In fact, it’s so good that we want it right away and want it to last for as long as possible so to encourage this, here are 10 strategies, in no particular order, you can use to improve your pumps and improve your experience in the gym.

  1. Nutrition/Hydration for the Pump

    – the best way to ensure you have what you need to get a great pump in the gym is to make sure your nutrition and hydration is on point. You can’t go to the gym on an empty tank and expect your body to perform. You also can’t expect your muscles to operate properly when in a dehydrated state. Get your meals in every two to three hours, drink a minimum of four to six liters of water daily and do this consistently for better pumps.

  2. Use a Pre-workout

    – there are lots of benefits to using a pre-workout drink and finding one that contains pump enhancing ingredients will go a long way towards filling you up. Start sipping on it a half hour to forty-five minutes prior to training to allow your body to absorb everything it contains. Note that I said sip on it-dry scooping isn’t the way to go.

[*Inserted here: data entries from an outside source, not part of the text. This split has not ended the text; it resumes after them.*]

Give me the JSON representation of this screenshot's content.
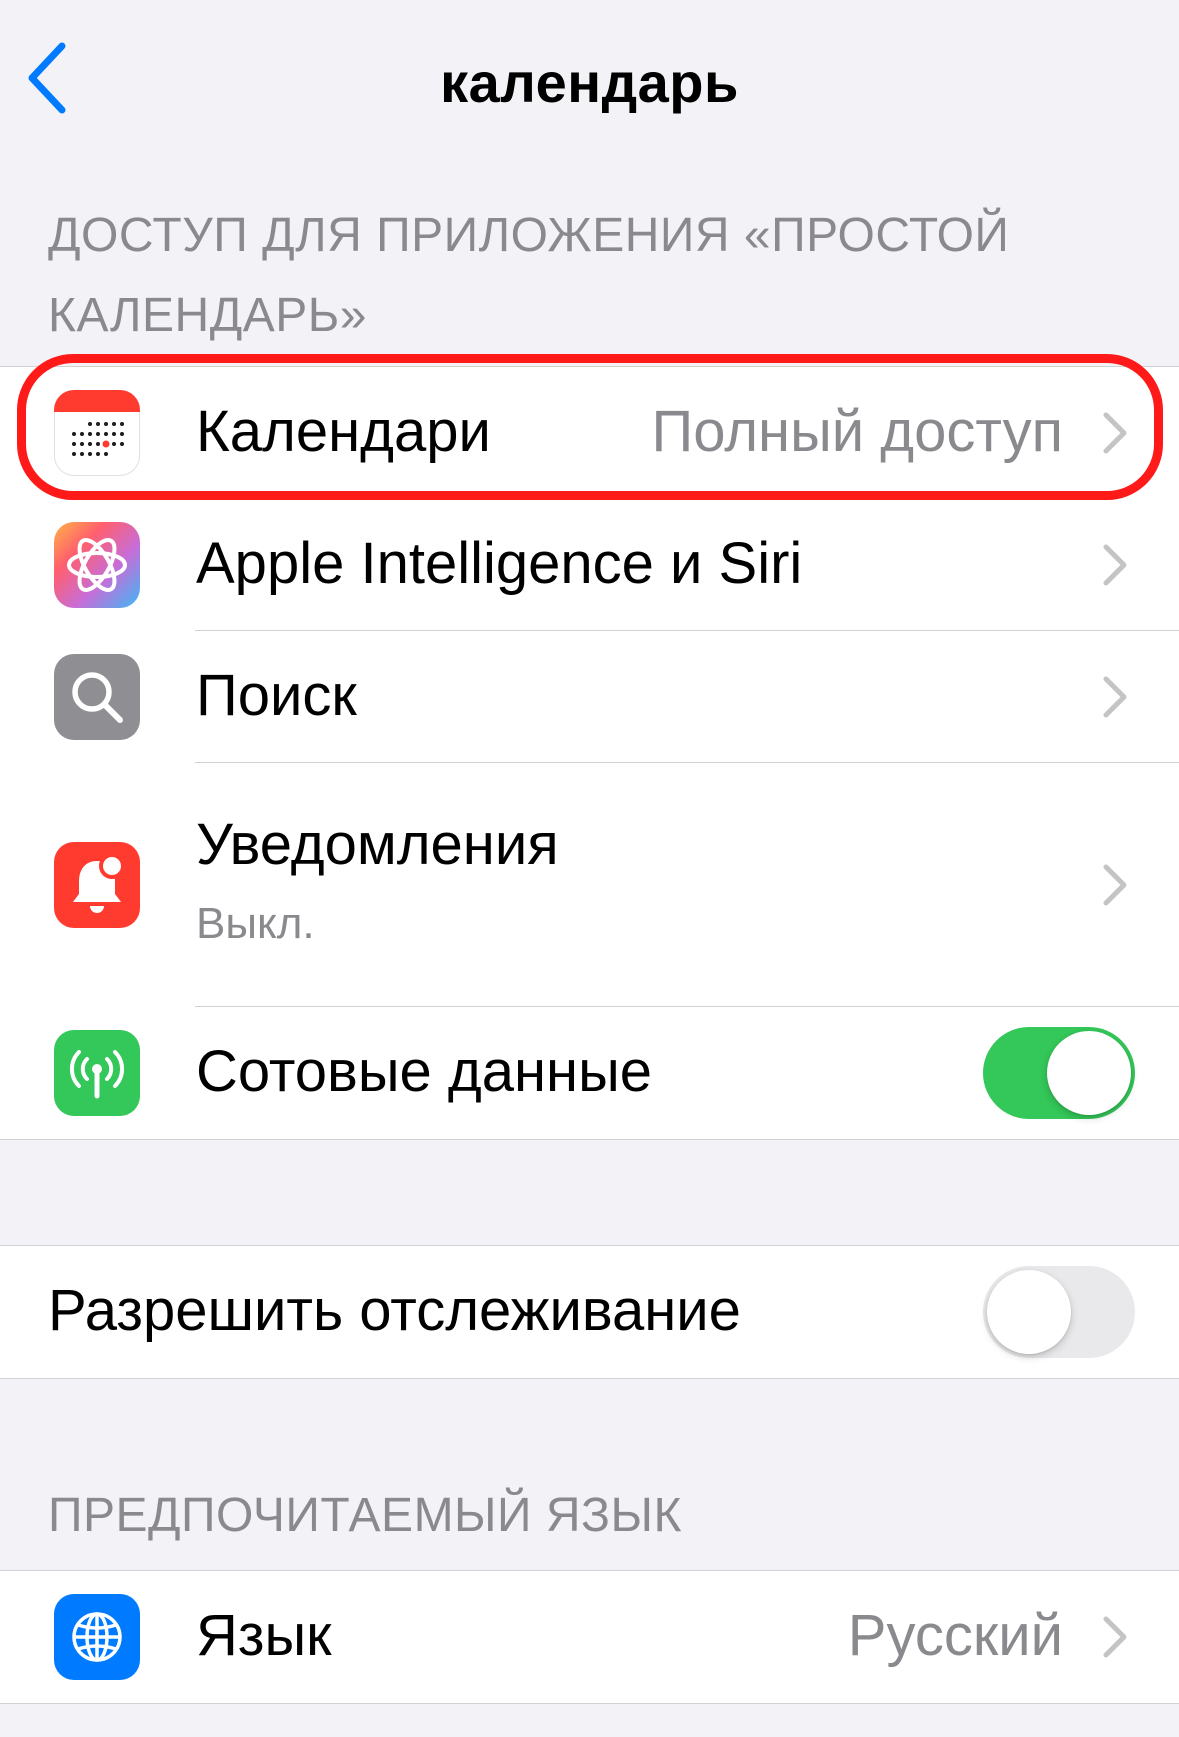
{
  "nav": {
    "title": "календарь",
    "back_icon": "chevron-left-icon"
  },
  "sections": {
    "access_header": "ДОСТУП ДЛЯ ПРИЛОЖЕНИЯ «ПРОСТОЙ КАЛЕНДАРЬ»",
    "language_header": "ПРЕДПОЧИТАЕМЫЙ ЯЗЫК"
  },
  "access": {
    "calendars": {
      "label": "Календари",
      "value": "Полный доступ",
      "icon": "calendar-app-icon"
    },
    "siri": {
      "label": "Apple Intelligence и Siri",
      "icon": "apple-intelligence-icon"
    },
    "search": {
      "label": "Поиск",
      "icon": "search-icon"
    },
    "notifications": {
      "label": "Уведомления",
      "sub": "Выкл.",
      "icon": "notification-bell-icon"
    },
    "cellular": {
      "label": "Сотовые данные",
      "icon": "cellular-antenna-icon",
      "enabled": true
    }
  },
  "tracking": {
    "label": "Разрешить отслеживание",
    "enabled": false
  },
  "language": {
    "label": "Язык",
    "value": "Русский",
    "icon": "globe-icon"
  },
  "colors": {
    "accent": "#007aff",
    "toggle_on": "#34c759",
    "highlight": "#ff1a1a",
    "notifications": "#ff3b30",
    "cellular": "#34c759",
    "search": "#8e8e93"
  }
}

  3. Take it easy on the caffeine

    – too much caffeine seems to limit the extent of the pump you should be getting. Take a look at the pre-workout you’re using and if it seems like a super dose, it could potentially interfere with those pump enhancing agents.

  4. Use an intra-workout drink

    – while training, it’s a great idea to keep feeding your muscles with quality ingredients that are geared towards recovery, energy and enhancing the pump. Be sure it also includes electrolytes as well. If it doesn’t, an easy fix is to simply add some salt to it yourself.

  5. Warm up

    – far too often because of busy schedules, we just get right into the workout with little to no warmup. The body likes to idle for a bit to get ready, move some blood and oxygen around and get itself ready for the hard stuff. A little bit of time on the treadmill or bike is a great way to get blood flowing to prime it for a great pump to come.

  6. Stretch in between sets

    – stretching is something that many of us, including myself, fail to put an emphasis on despite knowing how important it is. If you don’t make a concerted effort to stretch already, a simple way to get it in while at the same time increasing your pump, is to do so in between sets. Just stretch out the target muscle while you are resting and watch what it does.

  7. Flex in between sets

    – you’re working hard through each set you complete, focusing on the stretch and squeeze of the movement and you’re getting good pumps. Well, why not just keep that going by flexing the target muscle hard in between sets. Keep forcing more blood in there for better pumps.

  8. Reduce rest times

    – if you’re training for strength and power, then you need a different resting time in between sets. If you’re chasing the pump, limit that rest time to thirty to forty-five seconds and just keep going. Go from one set to the next, one exercise to the next with little to no rest in some cases and watch how much you blow up.

  9. Use intensity boosters

    – everyone who loves a pump also loves supersets, drop sets, giant sets and anything else that can pump the muscles up quickly and effectively. You don’t necessarily have to fill your workout up with these things, but throwing them in somewhere will definitely boost those pumps.

  10. BFR or Occlusion training

    – this is a technique used by some, especially when trying to bring up lagging body parts or when heavier loads can’t be used for whatever the reason, but it does trigger an incredible response for great pumps. If you haven’t tried it yet, you may find that you love the feeling or not so much. It is worth giving a try but be sure you know what you’re doing first or have someone there with you who does.

If you are a true bodybuilding fan then you know what I am referring to when I make mention of the famous Arnold line. The pump really is such an amazing feeling that it becomes almost like an addiction for us who love training.

Seeing the vascularity when the muscles are filled to the brim, watching the metamorphosis occur in the gym mirror and feeling like someone just blew us up with an air compressor it just plain awesome. Try some or all of the tips above to ensure you experience this every time you’re in the gym and enjoy!